To continue this work, I am looking for data on global fishing intensities, which would enable the calculation of Maximum Sustainable Yield (MSY) and other key statistics for more effective fisheries management. Unfortunately, I haven't been able to find this data (maybe I should look to Ray Hilborn's global fisheries database). Its availability would significantly bolster my analysis.

My Python code for this project is available on my GitHub repository. Feel free to check it out here.


Vessel classification using AIS data

As I was gaining experience in machine learning, I found myself tumbling down a rabbit hole centered around Convolutional Neural Networks (CNNs). In particular, I was game to experiment with these networks onto spatial patterns. I stumbled upon the MovingPandas library for movement data and analysis, which provided incredibly intuitive tutorials. I focused my attention to the example using AIS data published by the Danish Maritime Authority on the 5th July 2017 near Gothenburg.

It was a good start to apply some CNN. Inspired by the work of Chen et al. (2020) who train neural network to learn from labeled AIS data, I set out a CNN aiming at classifying ships by their categories, given their trajectory. For now, this is not completely functionnal since the dataset is really restricted. However the method is scalable.

First, I designed a streamlit webapp (the code is available on my github) to display vessels trajectories and densities given their category.

Streamlit

I removed categories of vessel without enough sample. I also filtered out trajectories which duration is less than half the median duration.

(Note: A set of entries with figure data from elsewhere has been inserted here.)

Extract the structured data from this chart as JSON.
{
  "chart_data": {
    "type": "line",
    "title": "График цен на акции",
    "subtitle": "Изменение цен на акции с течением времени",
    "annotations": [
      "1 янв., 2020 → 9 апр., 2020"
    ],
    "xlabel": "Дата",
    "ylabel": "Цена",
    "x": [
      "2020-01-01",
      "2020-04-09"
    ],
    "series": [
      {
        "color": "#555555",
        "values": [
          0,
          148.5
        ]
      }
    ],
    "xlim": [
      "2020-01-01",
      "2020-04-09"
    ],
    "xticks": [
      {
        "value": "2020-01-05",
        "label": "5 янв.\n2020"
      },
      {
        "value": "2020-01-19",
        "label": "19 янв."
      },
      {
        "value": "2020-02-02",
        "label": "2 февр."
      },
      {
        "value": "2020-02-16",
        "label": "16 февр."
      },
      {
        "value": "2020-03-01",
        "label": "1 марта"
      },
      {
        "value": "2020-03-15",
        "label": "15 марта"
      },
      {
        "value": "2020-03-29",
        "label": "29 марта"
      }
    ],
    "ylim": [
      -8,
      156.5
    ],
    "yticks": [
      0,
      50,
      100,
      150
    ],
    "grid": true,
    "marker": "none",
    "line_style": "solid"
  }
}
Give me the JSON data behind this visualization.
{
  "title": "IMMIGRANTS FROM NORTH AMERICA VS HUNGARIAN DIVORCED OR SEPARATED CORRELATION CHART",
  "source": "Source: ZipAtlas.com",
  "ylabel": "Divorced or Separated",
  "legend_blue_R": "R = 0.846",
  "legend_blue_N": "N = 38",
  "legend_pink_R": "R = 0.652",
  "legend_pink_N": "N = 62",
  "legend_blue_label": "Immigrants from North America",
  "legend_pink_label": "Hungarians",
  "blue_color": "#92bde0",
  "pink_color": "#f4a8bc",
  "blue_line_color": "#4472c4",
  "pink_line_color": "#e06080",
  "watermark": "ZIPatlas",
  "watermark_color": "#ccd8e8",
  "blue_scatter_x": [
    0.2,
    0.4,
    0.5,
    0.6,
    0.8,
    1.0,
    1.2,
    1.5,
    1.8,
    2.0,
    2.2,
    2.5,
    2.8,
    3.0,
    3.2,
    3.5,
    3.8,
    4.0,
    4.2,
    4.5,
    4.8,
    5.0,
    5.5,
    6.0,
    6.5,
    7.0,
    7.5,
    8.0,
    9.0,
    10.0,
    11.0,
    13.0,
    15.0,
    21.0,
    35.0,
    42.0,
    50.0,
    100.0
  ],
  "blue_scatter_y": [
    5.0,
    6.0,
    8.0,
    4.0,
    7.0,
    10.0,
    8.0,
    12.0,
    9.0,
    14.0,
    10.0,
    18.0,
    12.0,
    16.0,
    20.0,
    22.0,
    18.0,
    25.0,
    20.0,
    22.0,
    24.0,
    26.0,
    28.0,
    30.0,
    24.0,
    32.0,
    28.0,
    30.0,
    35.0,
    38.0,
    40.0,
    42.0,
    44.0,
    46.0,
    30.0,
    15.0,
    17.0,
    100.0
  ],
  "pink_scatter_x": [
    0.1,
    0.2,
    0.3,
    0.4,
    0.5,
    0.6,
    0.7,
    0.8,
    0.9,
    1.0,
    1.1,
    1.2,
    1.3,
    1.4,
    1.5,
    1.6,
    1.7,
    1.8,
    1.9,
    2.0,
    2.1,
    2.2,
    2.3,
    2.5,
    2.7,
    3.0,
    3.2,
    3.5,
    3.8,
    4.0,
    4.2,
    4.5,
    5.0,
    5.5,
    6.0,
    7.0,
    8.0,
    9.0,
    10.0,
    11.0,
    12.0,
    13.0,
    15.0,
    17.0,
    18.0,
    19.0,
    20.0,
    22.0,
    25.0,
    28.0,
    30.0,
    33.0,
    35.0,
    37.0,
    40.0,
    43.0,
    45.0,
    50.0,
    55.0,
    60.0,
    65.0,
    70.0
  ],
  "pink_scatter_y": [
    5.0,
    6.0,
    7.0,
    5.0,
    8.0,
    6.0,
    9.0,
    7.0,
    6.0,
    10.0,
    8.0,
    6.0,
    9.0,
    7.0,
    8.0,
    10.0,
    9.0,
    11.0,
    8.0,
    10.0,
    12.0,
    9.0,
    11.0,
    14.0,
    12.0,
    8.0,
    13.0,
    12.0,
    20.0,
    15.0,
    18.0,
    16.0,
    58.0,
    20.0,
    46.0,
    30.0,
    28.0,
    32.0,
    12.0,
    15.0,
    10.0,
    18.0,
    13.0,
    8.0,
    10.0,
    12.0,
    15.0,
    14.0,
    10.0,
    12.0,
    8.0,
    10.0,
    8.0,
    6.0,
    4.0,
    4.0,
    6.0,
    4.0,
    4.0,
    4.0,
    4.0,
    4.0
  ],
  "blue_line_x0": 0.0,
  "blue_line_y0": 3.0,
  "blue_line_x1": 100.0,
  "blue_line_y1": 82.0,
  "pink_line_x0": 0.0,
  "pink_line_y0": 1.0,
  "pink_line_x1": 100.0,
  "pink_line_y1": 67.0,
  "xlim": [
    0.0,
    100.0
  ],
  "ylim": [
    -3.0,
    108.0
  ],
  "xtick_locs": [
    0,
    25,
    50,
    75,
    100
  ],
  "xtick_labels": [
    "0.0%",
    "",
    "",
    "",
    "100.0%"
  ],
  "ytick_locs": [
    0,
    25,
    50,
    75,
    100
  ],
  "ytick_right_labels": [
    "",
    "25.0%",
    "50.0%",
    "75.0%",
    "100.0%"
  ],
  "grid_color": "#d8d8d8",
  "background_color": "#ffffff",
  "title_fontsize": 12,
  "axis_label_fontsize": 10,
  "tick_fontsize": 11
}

To train the CNN I need to compute images from the trajectories. There will be image of 128x128 pixels. I split trajectories in segments of half the median duration (~9h). I browse these segments and for each step of time, I fill the corresponding pixel (by mapping the matrix of pixels to the min/max longitude and latitude available in the data). I discard all the motionless trajectories.

Streamlit

Once I have all the images, I set up my CNN:

model = tf.keras.Sequential([
tf.keras.layers.Conv2D(32, (3, 3), activation='relu', input_shape=(128, 128, 3)),
tf.keras.layers.MaxPooling2D(2, 2),
tf.keras.layers.Conv2D(64, (3, 3), activation='relu'),
tf.keras.layers.MaxPooling2D(2, 2),
tf.keras.layers.Conv2D(128, (3, 3), activation='relu'),
tf.keras.layers.MaxPooling2D(2, 2),
tf.keras.layers.Flatten(),
tf.keras.layers.Dense(512, activation='relu'),
tf.keras.layers.Dense(num_classes, activation='softmax')  # Use num_classes for the output layer ])

This is a classical architecture of a CNN network, composed of an alternation of convolution layers (feature identification) and pooling layers (dimension reduction). You'll find a good summary of pooling layers here .

Then, I compile the model and fit the model :

model.compile(optimizer='adam',
   loss='categorical_crossentropy',  # Use 'categorical_crossentropy' for multi-class classification
   metrics=['accuracy'])

history = model.fit(
   train_generator,
   steps_per_epoch=train_generator.samples // train_generator.batch_size,
   epochs=10
 )

Unfortunately my dataset was not big enough to give accurate statistics. The model seems able to recognize some patterns:

output

This model may be improved by encoding acceleration and speed in the color channels. Also, I should use data augmentation techniques (rotations?) to populate the dataset.